Saturday, March 21, 2009

We Got More Info on Olive

Be aware, I'm about to get mushy and personal.
God is cracking open my heart, and I can't help but spill it out.

I got sobering news today regarding Olive.

There have been a few families who have been to the orphanage that Olive is in, while adopting their own children, and I've been in contact with a few of the moms.

My heart aches for my baby tonight as I try and get wound down enough to get to sleep.
I know that the only thing that is going to get me through this process is believing God.

God, I am believing that your word is true, and that you will take care of my baby girl.
I pray your protection over her. I pray that you will radically change the orphan care around the world.
I know it's a lot to ask - but you are I AM, you are my God, and I know you can if we'd just give you room.
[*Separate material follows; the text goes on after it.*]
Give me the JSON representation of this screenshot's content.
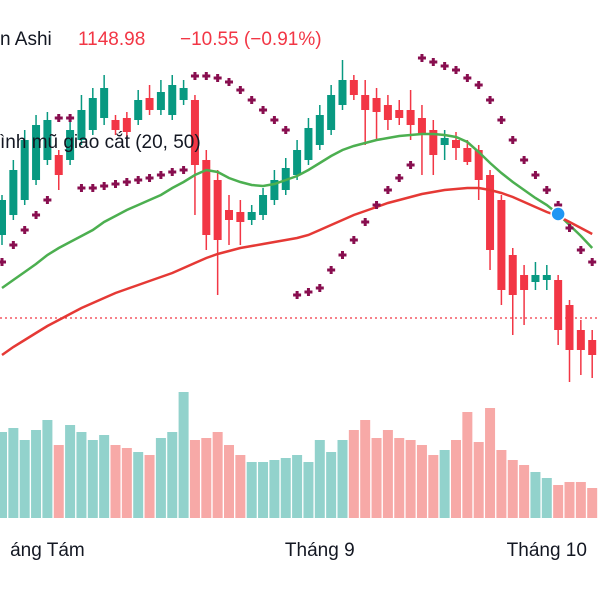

This is what I have learned:
Olive is tiny, and is on the baby ward as she is infant size, and infant developmentally.
(Everyone says she's very cute!)
I've been told the environment is 'ok', but she really needs us to come get her - the sooner the better.
She is just getting her basic needs met: diaper changes, fed, etc.
It's like going back to the 1950's Russia (not good).
Olive is in a crib 24 hours a day.
She is not allowed to crawl or explore.
She is allowed to sit in a carseat looking seat or walker for an hour or two every day.
We can expect her to to be very underweight and have very low muscle tone, she'll be very floppy.

Lord, my heart aches for my child.
I know that you have called our family to this, and I am so thankful.
I am so thankful for all the amazing work that you have done in just a few days. You have shown me how amazingly powerful you are when we just let you be who you are.
I am crying out to you for my little girl - protect her, comfort her. I know you are her Daddy, and I pray that you'll let me be her mamma very soon.
Lord, I pray over all of the other little babies out there tonight that don't have moms and dads, who sit in a crib most of their life, who don't know what a family is. Lord, I pray that you will bless them with a family. I pray you will bless a family with them.
Lord, I pray that you will soften the hearts of people, that they will step out in faith and follow your calling - I'm finding out it's an amazing thing when you do and I hope others can experience the joy and closeness that you offer them in doing your will.

1 comment:

Jaime said...

My heart hurts just reading this. I can't imagine how you feel hearing these things about Olive. I hope to help bring you closer to her. And fast. I will continue praying.